Il y eut des moments magiques durant ces quelques années où avec un sac à dos, un bâton de pèlerin et une vieille guitare j’allais poétiquement allumer des rêveurs un par un avec la certitude qu’un jour, longtemps après ma mort, le Canada en entier serait illuminé par ses «rêveurs vies personnelles œuvre d’art» comme par des chandelles sur un gâteau de fète.

Mais on dirait que ma mémoire a perdu l’ordre chronologique de sa poésie. Un été entre autres, au moment où un camionneur du lac à Beauce s’arrêtât pour me remercier d’avoir composé «la chanson du camionneur» que je lui avais chantée sur la route de La Tuque l’année précédente, un jeune homme apparaît de nulle part et me dit… Veux-tu venir dans ma forêt… j’ai vu ta guitare, j’ai besoin de parler de mon rêve car je ne sais pas où je m’en vais…

Nous sommes arrivés sur une presqu’île, où il vivait seul avec sa tente… Sans doute se reconnaitra-t-il. C’était un jeune entrepreneur qui avait gagné le premier prix du Québec dans un concours quelconque pour avoir tenu commerce international d’épices… mais il vivait tout cela pour son rêve… Il rêvait d’écrire de la musique contemporaine qu’il ferait jouer là où était sa tente pendant qu’il ferait déguster ses épices à des mélomanes….

C’était exceptionnel… Quand j’avais 25 ans et que je faisais le tour du Québec comme chansonnier, j’avais dans mon aotomobile 45 exemplaires du «LOUP DES STEPPES» DE hERMANN hESSE À DONNER À TOUT ARTISTE INQUIET….

Mais cet été-là . sur la route de la Gaspésie je ne rappelle plus très bien oû, je dis à ce rêveur exceptionnel… J’ai dans mon case de guitare un film culte…« TOUS LES MATINS DU MONDE»… J’ai de quoi là-dedans à nourrir la flamme de ton rêve jusqu’à ta mort… On peux-tu aller l’écouter ensemble…
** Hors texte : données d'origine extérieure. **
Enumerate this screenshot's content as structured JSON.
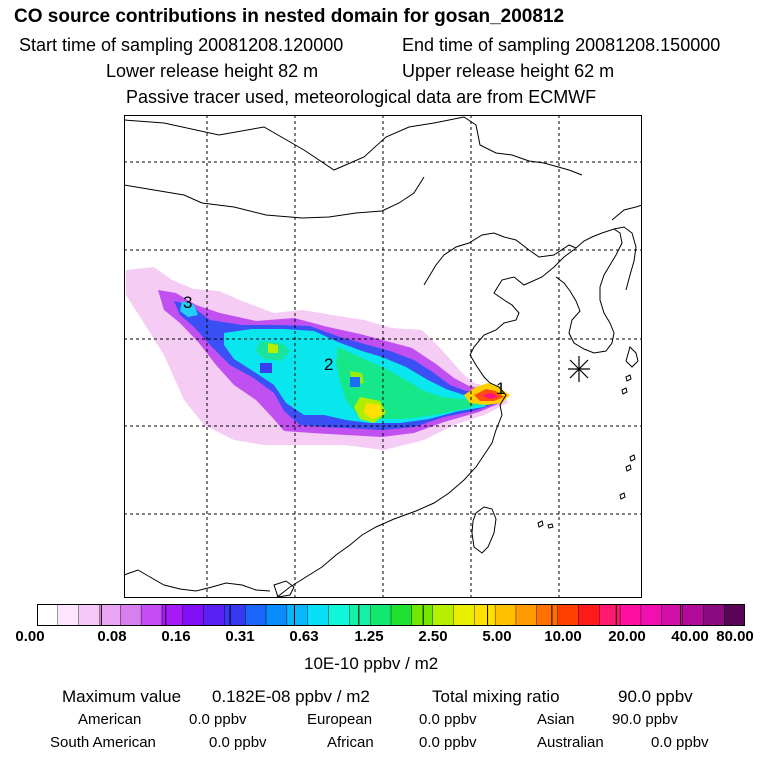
{
  "header": {
    "title": "CO  source contributions in nested domain for gosan_200812",
    "start_label": "Start time of sampling 20081208.120000",
    "end_label": "End time of sampling 20081208.150000",
    "lower_label": "Lower release height   82 m",
    "upper_label": "Upper release height   62 m",
    "note": "Passive tracer used, meteorological data are from ECMWF"
  },
  "map": {
    "markers": [
      {
        "label": "1"
      },
      {
        "label": "2"
      },
      {
        "label": "3"
      }
    ],
    "receptor": "star-receptor-icon"
  },
  "colorbar": {
    "tick_labels": [
      "0.00",
      "0.08",
      "0.16",
      "0.31",
      "0.63",
      "1.25",
      "2.50",
      "5.00",
      "10.00",
      "20.00",
      "40.00",
      "80.00"
    ],
    "units": "10E-10 ppbv / m2",
    "colors": [
      "#ffffff",
      "#fde6fd",
      "#f6c8f8",
      "#eaa5f2",
      "#d87ff0",
      "#c44ef3",
      "#a61af7",
      "#7f0ff7",
      "#5a20f2",
      "#3838f3",
      "#1a66f8",
      "#0a8cfa",
      "#08b6fb",
      "#08dff8",
      "#11f5d8",
      "#14f0a8",
      "#10e870",
      "#20e030",
      "#72e800",
      "#b7ef00",
      "#e8f000",
      "#ffe000",
      "#ffc000",
      "#ff9a00",
      "#ff7000",
      "#ff4000",
      "#ff1a1a",
      "#ff1a70",
      "#ff10a0",
      "#f010b0",
      "#d010a8",
      "#b00c98",
      "#8c0a80",
      "#5a0458"
    ]
  },
  "stats": {
    "max_label": "Maximum value",
    "max_value": "0.182E-08 ppbv / m2",
    "total_label": "Total mixing ratio",
    "total_value": "90.0 ppbv",
    "regions": [
      {
        "name": "American",
        "value": "0.0 ppbv"
      },
      {
        "name": "European",
        "value": "0.0 ppbv"
      },
      {
        "name": "Asian",
        "value": "90.0 ppbv"
      },
      {
        "name": "South American",
        "value": "0.0 ppbv"
      },
      {
        "name": "African",
        "value": "0.0 ppbv"
      },
      {
        "name": "Australian",
        "value": "0.0 ppbv"
      }
    ]
  }
}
Il me dit.. mes parents restent pas très loin… ils sont absents… il y a une télévision et un video… Nous écoutâmes le film et je lui dis… Un jour, le Canada publiera une carte géographique avec les lieux exacts de tous ses grands rêveurs et grandes rêveuses vies personnelles œuvre d’art vivant comme des flambeaux de liberté anonymes…et il y aura un pèlerinage pour saluer ce pays œuvre d’art qu’ils porteront en eux… Je serai mort depuis longtemps… mais je sais que toi… avec un rêve d’une si grande intensité… tu seras là, avec ta tente à présenter ta musique contemporaine et à faire déguster tes épices….  ici même dans cette forêt.
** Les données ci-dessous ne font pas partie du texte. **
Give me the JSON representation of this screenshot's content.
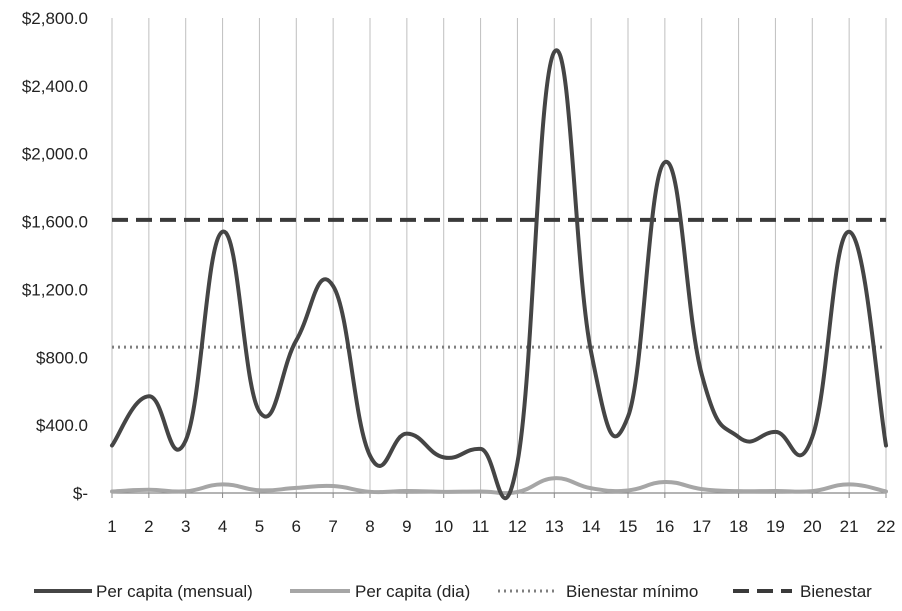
{
  "chart_data": {
    "type": "line",
    "categories": [
      "1",
      "2",
      "3",
      "4",
      "5",
      "6",
      "7",
      "8",
      "9",
      "10",
      "11",
      "12",
      "13",
      "14",
      "15",
      "16",
      "17",
      "18",
      "19",
      "20",
      "21",
      "22"
    ],
    "y_tick_labels": [
      "$-",
      "$400.0",
      "$800.0",
      "$1,200.0",
      "$1,600.0",
      "$2,000.0",
      "$2,400.0",
      "$2,800.0"
    ],
    "y_ticks": [
      0,
      400,
      800,
      1200,
      1600,
      2000,
      2400,
      2800
    ],
    "ylim": [
      0,
      2800
    ],
    "grid": "vertical",
    "legend_position": "bottom",
    "series": [
      {
        "name": "Per capita (mensual)",
        "style": "solid",
        "color": "#454545",
        "values": [
          280,
          570,
          310,
          1540,
          480,
          900,
          1220,
          220,
          350,
          210,
          260,
          180,
          2600,
          830,
          450,
          1950,
          700,
          330,
          360,
          330,
          1540,
          280
        ]
      },
      {
        "name": "Per capita (dia)",
        "style": "solid",
        "color": "#a6a6a6",
        "values": [
          9,
          19,
          10,
          51,
          16,
          30,
          41,
          7,
          12,
          7,
          9,
          6,
          87,
          28,
          15,
          65,
          23,
          11,
          12,
          11,
          51,
          9
        ]
      },
      {
        "name": "Bienestar mínimo",
        "style": "dotted",
        "color": "#7f7f7f",
        "values": [
          860,
          860,
          860,
          860,
          860,
          860,
          860,
          860,
          860,
          860,
          860,
          860,
          860,
          860,
          860,
          860,
          860,
          860,
          860,
          860,
          860,
          860
        ]
      },
      {
        "name": "Bienestar",
        "style": "dashed",
        "color": "#3a3a3a",
        "values": [
          1610,
          1610,
          1610,
          1610,
          1610,
          1610,
          1610,
          1610,
          1610,
          1610,
          1610,
          1610,
          1610,
          1610,
          1610,
          1610,
          1610,
          1610,
          1610,
          1610,
          1610,
          1610
        ]
      }
    ]
  }
}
J’y dormis et le lendemain très tôt, pour ne pas gâcher la magie, pendant qu’il dormait, même si je crevais de faim, je repris la route en douce, étant toujours prêt à mourir pour mon rêve.

Et je repartis… fuyant ma propre vie de village en village… sans cesse épuisé d’un rêve trop grand pour mes forces… mais confiant parce que les bottes pour aller plus loin dans la vie que mon grand-père Lucien avait échangées contre son cheval à St-Raymond de Port-Neuf prenaient soin épiquement de mes ampoules aux pieds….

Rêver l’humanité œuvre d’art du 21eme siècle en allumant les rêveurs un à un sur la route fut peut-être ma plus belle tentative d’errance poétique….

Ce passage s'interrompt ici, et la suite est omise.